- Pitcher
- Born: February 19, 1952 Greensboro, North Carolina, U.S.
- Died: February 25, 2012 (aged 60) St. Augustine, Florida, U.S.
- Batted: LeftThrew: Left

MLB debut
- September 16, 1973, for the Atlanta Braves

Last MLB appearance
- September 25, 1973, for the Atlanta Braves

MLB statistics
- Win–loss record: 0–1
- Earned run average: 18.00
- Innings pitched: 2
- Stats at Baseball Reference

Teams
- Atlanta Braves (1973);

= Dave Cheadle =

American baseball player (1952-2012)

David Baird Cheadle, Jr. (February 19, 1952 – February 25, 2012) was an American professional baseball player. A 6 ft 2 in, 203 lb left-handed pitcher, he appeared in two Major League games pitched for the Atlanta Braves. He was born in Greensboro, North Carolina, and attended Asheville High School in Asheville, North Carolina. He attended and graduated from the University of North Carolina at Chapel Hill, after his baseball career ended.

==Career==
Cheadle was drafted in the first round of the 1970 Major League Baseball draft by the New York Yankees and spent almost four seasons in the Bombers' farm system before his inclusion in an August 1973 trade to that sent veteran right-handed pitcher Pat Dobson to New York from the Braves. Cheadle made his Major League debut on September 16, 1973, at Riverfront Stadium in relief against the eventual National League West Division champion Cincinnati Reds.

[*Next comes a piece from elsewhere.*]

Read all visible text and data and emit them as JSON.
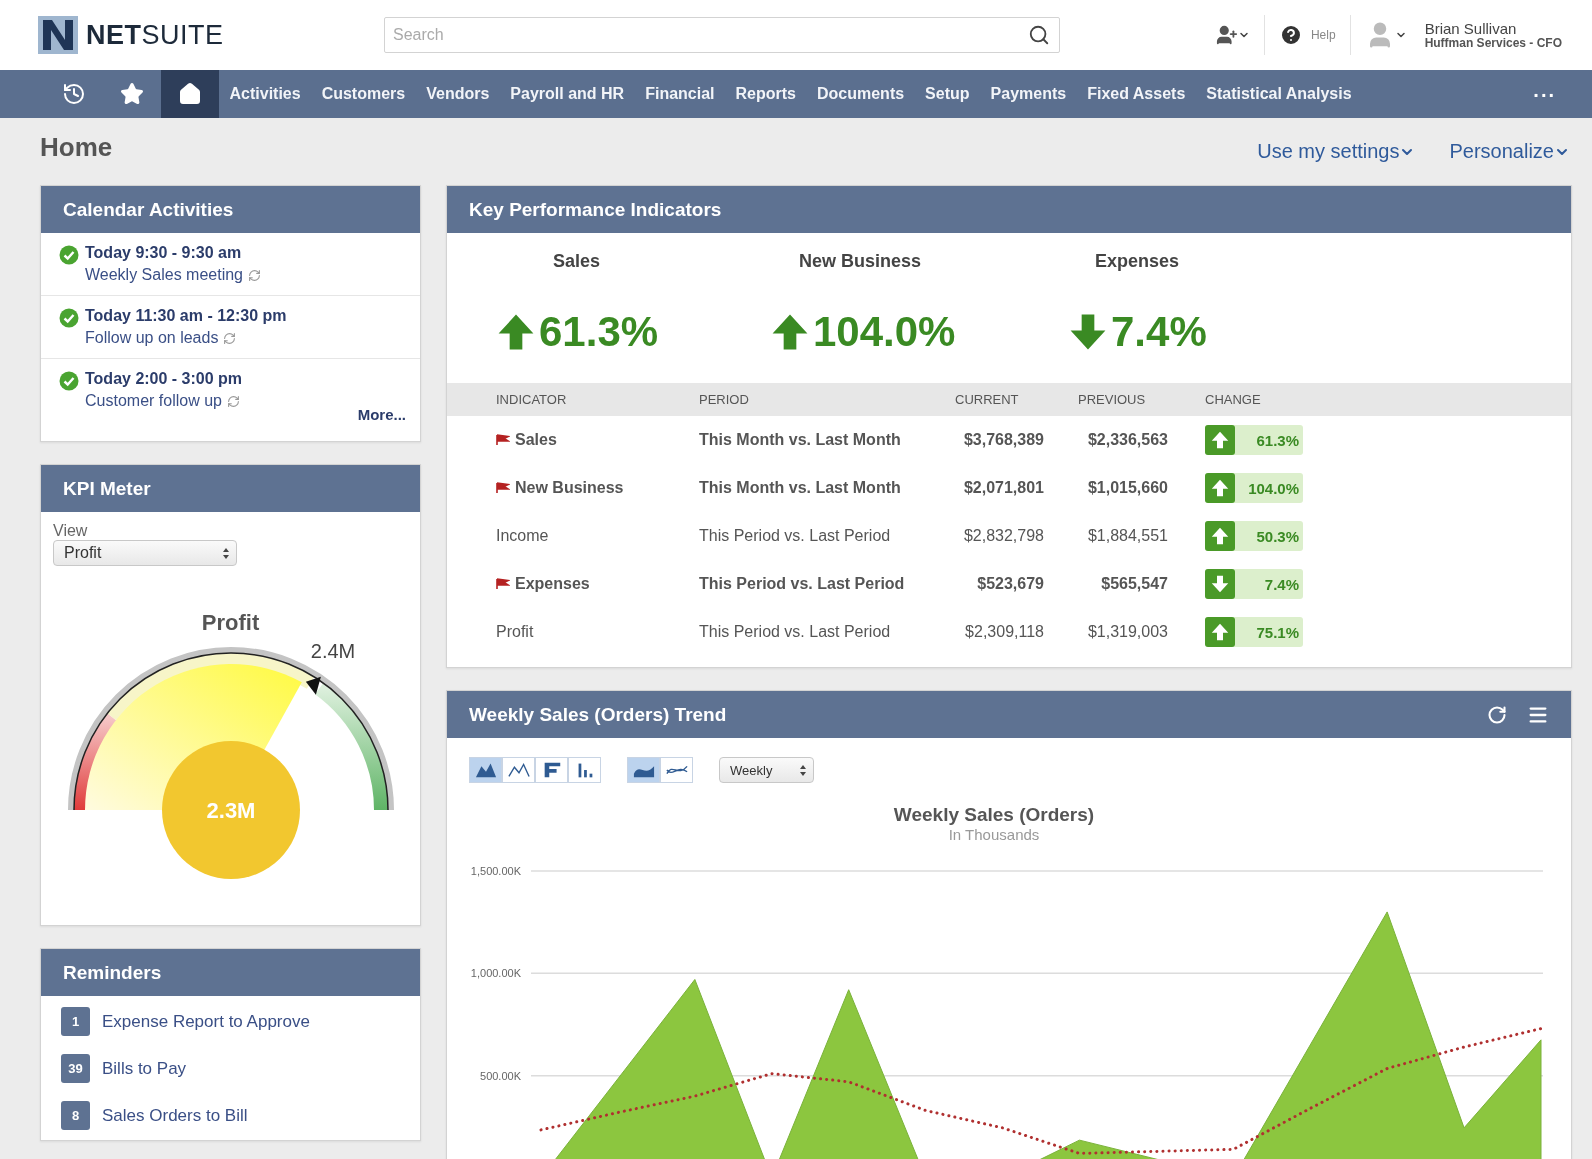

In the extra-inning contest, he pitched a scoreless 11th inning, retiring Reds stars Pete Rose and Joe Morgan, but issued a base on balls to Denis Menke leading off the 12th, then balked him to second base. Menke would later score on a hit given up by Cheadle's successor on the mound, Adrian Devine, tagging Cheadle with the loss. In his next outing, nine days later, Cheadle pitched one inning in relief of Phil Niekro and surrendered a three-run home run to Ron Cey, insurance runs for Los Angeles Dodgers' starting pitcher Don Sutton in a 5–1 Dodger win. Cheadle never saw any Major League action after 1973.

In two MLB innings pitched, Cheadle allowed four hits, four earned runs, and three bases on balls, two of them intentional. He recorded only one strikeout — but it was against all-time hits leader Rose in Cheadle's MLB debut.

Cheadle died on February 25, 2012, in St. Augustine, Florida, six days after his 60th birthday.